On Monday, Frontiers in Pediatrics published a new study that observed four pregnant women in China who tested positive for the virus.
The women all had full-term births, and three of the babies tested negative for the virus. The other baby's parents did not consent to testing. None of the four babies developed fevers, coughs, or serious symptoms. All babies are being formula fed.
According to the Centers for Disease Control and Prevention, US public health officials cannot confirm whether or not a pregnant woman with COVID-19 can pass it onto her baby during pregnancy, delivery, or breastfeeding.
If influenza, or the flu, is any indication, the impacts of this disease may be worse on pregnant women. That being said, some pregnant women may not show any signs at all.

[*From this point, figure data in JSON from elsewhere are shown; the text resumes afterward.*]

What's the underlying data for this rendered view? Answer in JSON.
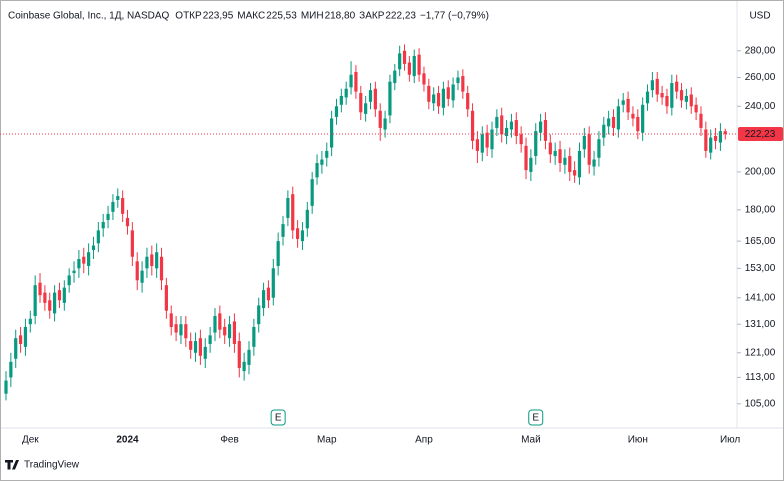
{
  "chart_data": {
    "type": "candlestick",
    "title": "Coinbase Global, Inc., 1Д, NASDAQ",
    "legend_items": [
      {
        "label": "ОТКР",
        "value": "223,95"
      },
      {
        "label": "МАКС",
        "value": "225,53"
      },
      {
        "label": "МИН",
        "value": "218,80"
      },
      {
        "label": "ЗАКР",
        "value": "222,23"
      }
    ],
    "change": "−1,77 (−0,79%)",
    "currency": "USD",
    "brand": "TradingView",
    "event_markers": [
      "E",
      "E"
    ],
    "log_scale": true,
    "grid": false,
    "up_color": "#089981",
    "down_color": "#f23645",
    "ylim": [
      99,
      318
    ],
    "yticks": [
      {
        "value": 105,
        "label": "105,00"
      },
      {
        "value": 113,
        "label": "113,00"
      },
      {
        "value": 121,
        "label": "121,00"
      },
      {
        "value": 131,
        "label": "131,00"
      },
      {
        "value": 141,
        "label": "141,00"
      },
      {
        "value": 153,
        "label": "153,00"
      },
      {
        "value": 165,
        "label": "165,00"
      },
      {
        "value": 180,
        "label": "180,00"
      },
      {
        "value": 200,
        "label": "200,00"
      },
      {
        "value": 240,
        "label": "240,00"
      },
      {
        "value": 260,
        "label": "260,00"
      },
      {
        "value": 280,
        "label": "280,00"
      }
    ],
    "last_price": {
      "value": 222.23,
      "label": "222,23"
    },
    "categories": [
      null,
      null,
      null,
      null,
      null,
      "Дек",
      null,
      null,
      null,
      null,
      null,
      null,
      null,
      null,
      null,
      null,
      null,
      null,
      null,
      null,
      null,
      null,
      null,
      null,
      null,
      "2024",
      null,
      null,
      null,
      null,
      null,
      null,
      null,
      null,
      null,
      null,
      null,
      null,
      null,
      null,
      null,
      null,
      null,
      null,
      null,
      null,
      "Фев",
      null,
      null,
      null,
      null,
      null,
      null,
      null,
      null,
      null,
      null,
      null,
      null,
      null,
      null,
      null,
      null,
      null,
      null,
      null,
      "Мар",
      null,
      null,
      null,
      null,
      null,
      null,
      null,
      null,
      null,
      null,
      null,
      null,
      null,
      null,
      null,
      null,
      null,
      null,
      null,
      "Апр",
      null,
      null,
      null,
      null,
      null,
      null,
      null,
      null,
      null,
      null,
      null,
      null,
      null,
      null,
      null,
      null,
      null,
      null,
      null,
      null,
      null,
      "Май",
      null,
      null,
      null,
      null,
      null,
      null,
      null,
      null,
      null,
      null,
      null,
      null,
      null,
      null,
      null,
      null,
      null,
      null,
      null,
      null,
      null,
      "Июн",
      null,
      null,
      null,
      null,
      null,
      null,
      null,
      null,
      null,
      null,
      null,
      null,
      null,
      null,
      null,
      null,
      null,
      null,
      "Июл"
    ],
    "open": [
      108,
      113,
      119,
      127,
      123,
      131,
      134,
      147,
      143,
      140,
      135,
      144,
      139,
      146,
      151,
      153,
      158,
      154,
      161,
      164,
      171,
      175,
      179,
      185,
      186,
      176,
      170,
      156,
      147,
      153,
      159,
      153,
      158,
      146,
      135,
      131,
      127,
      131,
      125,
      121,
      126,
      119,
      124,
      128,
      135,
      130,
      126,
      132,
      125,
      115,
      117,
      123,
      131,
      137,
      145,
      141,
      154,
      167,
      176,
      188,
      171,
      165,
      171,
      182,
      197,
      204,
      208,
      214,
      233,
      241,
      246,
      253,
      264,
      249,
      235,
      243,
      252,
      237,
      225,
      234,
      256,
      266,
      280,
      271,
      261,
      277,
      263,
      254,
      242,
      249,
      239,
      253,
      244,
      256,
      261,
      249,
      237,
      219,
      211,
      223,
      213,
      226,
      234,
      221,
      225,
      231,
      222,
      215,
      200,
      209,
      223,
      231,
      217,
      209,
      213,
      204,
      209,
      201,
      197,
      213,
      222,
      203,
      208,
      220,
      227,
      233,
      225,
      241,
      245,
      235,
      233,
      223,
      242,
      251,
      259,
      249,
      247,
      239,
      257,
      251,
      243,
      248,
      241,
      235,
      225,
      211,
      221,
      217,
      223.95,
      null
    ],
    "high": [
      115,
      121,
      129,
      130,
      133,
      136,
      150,
      151,
      146,
      143,
      146,
      147,
      148,
      153,
      156,
      161,
      162,
      164,
      167,
      174,
      178,
      182,
      188,
      191,
      190,
      180,
      174,
      160,
      156,
      162,
      163,
      164,
      162,
      149,
      138,
      134,
      134,
      134,
      128,
      128,
      129,
      126,
      130,
      137,
      138,
      133,
      134,
      135,
      128,
      121,
      125,
      133,
      141,
      147,
      148,
      157,
      169,
      177,
      190,
      192,
      175,
      174,
      184,
      200,
      210,
      212,
      217,
      237,
      245,
      252,
      257,
      272,
      269,
      254,
      247,
      256,
      257,
      242,
      237,
      262,
      270,
      284,
      285,
      276,
      281,
      282,
      268,
      259,
      253,
      254,
      257,
      258,
      260,
      265,
      266,
      254,
      242,
      224,
      227,
      228,
      230,
      238,
      239,
      231,
      235,
      236,
      227,
      220,
      213,
      229,
      235,
      236,
      222,
      217,
      218,
      213,
      214,
      206,
      217,
      226,
      227,
      212,
      224,
      233,
      237,
      238,
      245,
      249,
      250,
      240,
      238,
      246,
      255,
      264,
      264,
      254,
      252,
      262,
      262,
      256,
      252,
      253,
      246,
      240,
      230,
      225,
      226,
      229,
      225.53,
      null
    ],
    "low": [
      106,
      110,
      116,
      121,
      120,
      128,
      131,
      139,
      136,
      133,
      132,
      137,
      136,
      143,
      147,
      149,
      151,
      150,
      157,
      160,
      167,
      171,
      175,
      181,
      174,
      168,
      154,
      144,
      143,
      149,
      150,
      149,
      144,
      133,
      127,
      125,
      124,
      123,
      119,
      118,
      117,
      116,
      121,
      125,
      126,
      124,
      123,
      121,
      113,
      112,
      114,
      120,
      128,
      134,
      137,
      138,
      150,
      163,
      172,
      166,
      162,
      161,
      167,
      178,
      193,
      199,
      203,
      209,
      228,
      236,
      241,
      248,
      245,
      231,
      230,
      238,
      233,
      218,
      220,
      229,
      251,
      261,
      265,
      257,
      256,
      257,
      250,
      238,
      237,
      235,
      234,
      240,
      239,
      251,
      245,
      233,
      213,
      205,
      206,
      209,
      208,
      221,
      217,
      216,
      220,
      216,
      211,
      196,
      195,
      204,
      218,
      213,
      205,
      204,
      200,
      199,
      195,
      194,
      193,
      208,
      199,
      198,
      203,
      215,
      222,
      221,
      220,
      236,
      231,
      227,
      219,
      218,
      237,
      246,
      243,
      241,
      235,
      234,
      245,
      239,
      238,
      235,
      231,
      221,
      208,
      207,
      213,
      212,
      218.8,
      null
    ],
    "close": [
      112,
      118,
      126,
      124,
      130,
      133,
      146,
      142,
      139,
      136,
      143,
      140,
      145,
      150,
      152,
      157,
      155,
      160,
      163,
      170,
      174,
      178,
      184,
      187,
      178,
      172,
      158,
      148,
      152,
      158,
      154,
      160,
      148,
      136,
      130,
      128,
      131,
      126,
      122,
      125,
      120,
      123,
      127,
      134,
      129,
      127,
      131,
      124,
      116,
      118,
      122,
      130,
      138,
      144,
      140,
      153,
      165,
      173,
      186,
      170,
      166,
      170,
      180,
      196,
      205,
      207,
      212,
      232,
      240,
      247,
      252,
      262,
      250,
      236,
      242,
      251,
      238,
      226,
      232,
      257,
      265,
      278,
      270,
      262,
      276,
      262,
      255,
      243,
      248,
      240,
      252,
      245,
      255,
      260,
      250,
      238,
      218,
      212,
      222,
      214,
      225,
      233,
      222,
      226,
      230,
      221,
      216,
      201,
      208,
      224,
      230,
      218,
      210,
      212,
      205,
      208,
      200,
      198,
      212,
      221,
      204,
      207,
      219,
      228,
      232,
      226,
      240,
      244,
      236,
      232,
      224,
      241,
      250,
      258,
      248,
      246,
      240,
      256,
      250,
      244,
      247,
      240,
      236,
      226,
      212,
      220,
      218,
      224,
      222.23,
      null
    ]
  }
}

Please note that the studies to this point have been limited in sample size and shouldn't be taken as definitive guidance on the relative impact of the virus on pregnant women and babies. Please remember the importance of social distancing for everyone during this time.
You can get some more information about pregnancy and the coronavirus from this BuzzFeed News story.
The parents of one of the babies did not consent to testing. An earlier version of this post misstated that the baby had tested positive for coronavirus.